By coincidence, he found that some of the older songs he was working up for the album had similar thematic immediacy. The string-buoyed "A Sudden Place," written in 2019 following the burning of the Notre Dame Cathedral, speaks to how quickly unshakeable monuments can crumble. The solemn, piano-driven "My Eyes Have Seen," meanwhile, references the inhumane ways immigrants and asylum-seekers were treated at the southern border during the Trump administration, a troubling development that's still not rectified.
All That You Can Dream is also rife with Phillips' signature songwriting flourish: using rich historical references to illuminate modern truths. "I'm always juxtaposing the events that we're all going through with similar events in history—sometimes laying one over the other to draw a comparison, to find parallels, to seek out patterns," Phillips says. As an example, he cites the "Rats in a Barrel," an unsparing condemnation of the January 6 insurrection at the Capitol Building with a specific nod to historical turmoil ("Old Lincoln saw it all go down/Almost looked like the first time ‘round").

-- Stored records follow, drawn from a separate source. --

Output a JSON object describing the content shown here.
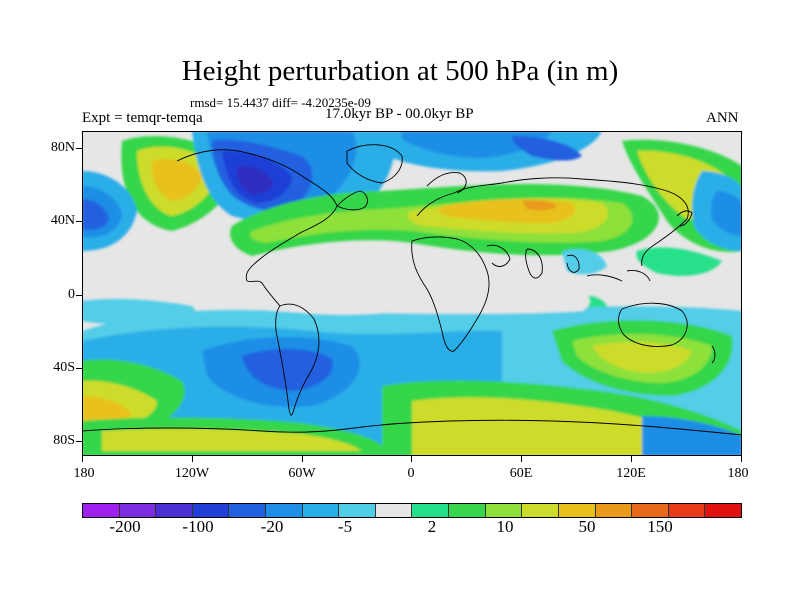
{
  "title": "Height perturbation at 500 hPa (in m)",
  "stats": "rmsd= 15.4437 diff= -4.20235e-09",
  "period": "17.0kyr BP - 00.0kyr BP",
  "experiment": "Expt = temqr-temqa",
  "season": "ANN",
  "y_ticks": [
    "80N",
    "40N",
    "0",
    "40S",
    "80S"
  ],
  "x_ticks": [
    "180",
    "120W",
    "60W",
    "0",
    "60E",
    "120E",
    "180"
  ],
  "colorbar": {
    "colors": [
      "#a020f0",
      "#7b2fe0",
      "#4b2fd0",
      "#1f3fd6",
      "#2060e0",
      "#1f8ee6",
      "#29aee8",
      "#52cde8",
      "#e6e6e6",
      "#25e08a",
      "#38d64c",
      "#8ee03a",
      "#cddc2a",
      "#e8c11c",
      "#e89a1c",
      "#e86a1c",
      "#e83a16",
      "#e01212"
    ],
    "labels": [
      "-200",
      "-100",
      "-20",
      "-5",
      "2",
      "10",
      "50",
      "150"
    ]
  },
  "colors": {
    "neutral": "#e6e6e6",
    "coast": "#000000"
  }
}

The album-closing "All by Heart" also cautions against historical complacency: "In our memories / We seek to find some meaning in the past / But do not think, for once / That grief is buried in the grass." And the title track speaks to the idea that, as time has shown us, not everyone benefits from progress and forward motion. "All of us are engaged in a collective dream," Phillips says. "In this dream, we have a choice between a world that’s hospitable or one that’s brutal. We face a struggle between the visionary and the cynical. In this way, there’s a dual meaning in 'All That You Can Dream'—the possibility of betterment or the inevitably of collapse."
In a nod to this lyrical elegance, All That You Can Dream's music is ornate but spare. Phillips wrote and arranged the album's songs on guitar or piano, adding a basic rhythmic and vocal framework. To flesh out the music's contours, he then enlisted a pair of trusted previous collaborators, the Los Angeles-based bassist Jennifer Condos and drummer Jay Bellerose. "They were going stir-crazy themselves and welcomed the idea of a long-distance recording project," Phillips says. Bellerose set up drums in his living room, Condos served as engineer, and the duo laid down rhythm tracks to songs Phillips had sent over, as if the three musicians were all in the same room.